Catherine Ashton - High Representative of the Union for Foreign Affairs and Security Policy/Vice-President of the European Commission - was merely parroting European Union policy when she told the European Parliament in Strasbourg on December 30 2009:
“East Jerusalem is occupied territory, together with the rest of the West Bank.”
It was justification enough however for Israel’s Deputy Foreign Minister Danny Ayalon to pen an article in the Wall Street Journal on December 30, 2009 pointing out that Israel considers these territories to be “disputed territories” rather than “occupied territories” - the nomenclature adopted by the United Nations General Assembly and the International Court of Justice.
Mr Ayalon stated the reasons for Israel‘s position as follows:
“That's because the land now known as the West Bank cannot be considered ‘occupied’ in the legal sense of the word as it had not attained recognised sovereignty before Israel's conquest. Contrary to some beliefs there has never been a Palestinian state, and no other nation has ever established Jerusalem as its capital despite it being under Islamic control for hundreds of years.”
Mr Ayalon criticised the perception that:
“... Israel is occupying stolen land and that the Palestinians are the only party with national, legal and historic rights to it.

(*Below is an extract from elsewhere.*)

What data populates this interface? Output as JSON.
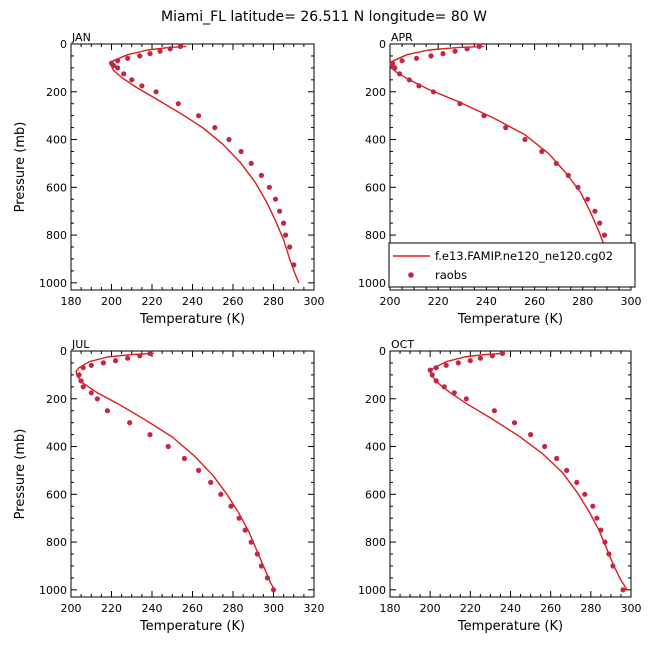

Not only is this morally and factually incorrect, but the more this narrative is being accepted, the less likely the Palestinians feel the need to come to the negotiating table.”
Mr Ayalon was affirming that the West Bank was at present “no man’s land” in which no recognised State - including Israel - had yet attained sovereignty.
The current claimants - Israel on behalf of the Jewish people and the Palestinian Authority (PA) on behalf of the Palestinian Arabs - are yet to finally negotiate on and conclude the allocation of sovereignty between them based on their competing claims.
It was therefore particularly pleasing that Ms Ashton stated:
“Negotiations should be based on international law and respect previous agreements.”
This should be seen as a welcome statement from the European Union since the international law dealing with the legal status of the West Bank and Jewish rights to claim sovereignty there has been consistently and studiously - perhaps even deliberately - overlooked since Israel‘s capture of the West Bank from Jordan in the 1967 Six Day War.